Ashes to Ashes
2021-ongoing

 Ashes to Ashes is a body of work that situates the garden and the grave—as site, material, and metaphor—for the exploration of loss, grief, legacy, memory, resilience, and repair on both a deeply personal level and at the scale of global ecological collapse. I delicately navigate through nuanced emotions surrounding hushed subjects, touching on autobiographical and shared narratives around childlessness, infertility, and miscarriage; addressing the ongoing losses of the Anthropocene; and broaching the broader subjects of death and our precarious relationship with the earth.

Envisioned as embodied poème-objets, the multimedia art installations in Ashes to Ashes engage the ground (soil, grass, sand), plants, stones, and other natural elements in combination with man-made forms, sound, video, and text.
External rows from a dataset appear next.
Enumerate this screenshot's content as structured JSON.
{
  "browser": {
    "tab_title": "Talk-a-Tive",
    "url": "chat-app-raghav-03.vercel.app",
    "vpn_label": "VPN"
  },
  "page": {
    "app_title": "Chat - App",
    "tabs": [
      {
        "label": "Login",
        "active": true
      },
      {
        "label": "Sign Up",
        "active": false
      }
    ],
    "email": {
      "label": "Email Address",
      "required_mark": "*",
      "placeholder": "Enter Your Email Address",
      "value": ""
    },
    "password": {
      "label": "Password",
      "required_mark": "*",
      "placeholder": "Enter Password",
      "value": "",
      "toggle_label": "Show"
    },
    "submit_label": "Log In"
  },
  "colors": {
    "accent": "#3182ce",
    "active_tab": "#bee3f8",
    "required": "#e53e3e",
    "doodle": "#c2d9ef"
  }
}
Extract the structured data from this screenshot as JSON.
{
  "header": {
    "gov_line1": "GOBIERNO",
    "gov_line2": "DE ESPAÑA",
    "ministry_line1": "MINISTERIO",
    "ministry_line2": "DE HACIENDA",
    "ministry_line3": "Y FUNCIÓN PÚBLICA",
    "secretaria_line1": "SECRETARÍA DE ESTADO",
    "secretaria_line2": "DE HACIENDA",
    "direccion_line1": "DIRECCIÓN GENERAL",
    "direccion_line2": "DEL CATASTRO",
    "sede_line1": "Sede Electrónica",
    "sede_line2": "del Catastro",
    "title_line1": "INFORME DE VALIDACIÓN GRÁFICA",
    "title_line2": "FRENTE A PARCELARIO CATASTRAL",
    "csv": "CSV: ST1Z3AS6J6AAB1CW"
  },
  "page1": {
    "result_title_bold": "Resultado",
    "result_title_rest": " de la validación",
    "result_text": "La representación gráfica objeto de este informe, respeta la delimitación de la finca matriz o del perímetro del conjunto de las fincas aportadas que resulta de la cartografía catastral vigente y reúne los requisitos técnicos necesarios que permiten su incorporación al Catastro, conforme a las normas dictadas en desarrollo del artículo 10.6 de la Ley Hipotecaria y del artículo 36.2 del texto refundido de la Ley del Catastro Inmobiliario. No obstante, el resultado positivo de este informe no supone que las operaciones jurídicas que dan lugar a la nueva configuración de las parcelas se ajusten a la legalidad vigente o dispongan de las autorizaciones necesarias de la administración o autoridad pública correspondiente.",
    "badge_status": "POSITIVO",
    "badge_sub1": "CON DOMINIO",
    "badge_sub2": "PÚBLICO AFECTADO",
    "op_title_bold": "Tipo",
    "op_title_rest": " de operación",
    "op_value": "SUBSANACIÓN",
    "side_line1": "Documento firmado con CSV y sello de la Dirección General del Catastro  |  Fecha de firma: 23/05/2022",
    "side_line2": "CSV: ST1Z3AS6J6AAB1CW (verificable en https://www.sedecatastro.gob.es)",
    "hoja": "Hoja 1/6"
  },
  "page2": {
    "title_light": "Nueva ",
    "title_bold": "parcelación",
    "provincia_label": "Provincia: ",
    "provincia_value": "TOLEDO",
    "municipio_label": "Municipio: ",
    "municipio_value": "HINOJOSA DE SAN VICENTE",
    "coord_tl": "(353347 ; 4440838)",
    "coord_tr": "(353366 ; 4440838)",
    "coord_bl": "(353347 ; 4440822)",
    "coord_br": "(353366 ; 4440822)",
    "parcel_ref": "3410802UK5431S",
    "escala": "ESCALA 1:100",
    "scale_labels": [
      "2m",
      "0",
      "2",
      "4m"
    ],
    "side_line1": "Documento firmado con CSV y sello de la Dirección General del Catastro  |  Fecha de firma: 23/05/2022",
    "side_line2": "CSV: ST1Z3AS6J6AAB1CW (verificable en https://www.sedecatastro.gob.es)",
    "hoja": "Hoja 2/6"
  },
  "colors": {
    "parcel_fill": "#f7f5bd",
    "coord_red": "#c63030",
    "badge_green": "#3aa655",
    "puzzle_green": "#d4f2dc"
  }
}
These assemblages are then activated by performative elements borrowed from funeral rites, burial practices, memorial customs, ritual acts of care, and my own ancestral spiritual practices around death and remembrance.

Through this work, I openly confront topics of mortality, the preciousness of life, and death as well as our relationship with the planet, in resistance against our death-phobic culture and against speciesist beliefs that prioritize humans over all other kinds of life. And I explore deeper philosophical questions such as: As a childfree woman, what does it look like for me to parent or nurture? What does it mean to create a legacy? Societally, what value do we place on the role of nurturing? To which communities does the responsibility of nurturing fall? What happens to our bodies when we die? How do we honor or dishonor the earth through the various processes of interment? How do we grieve? And through what modes and rituals do we remember?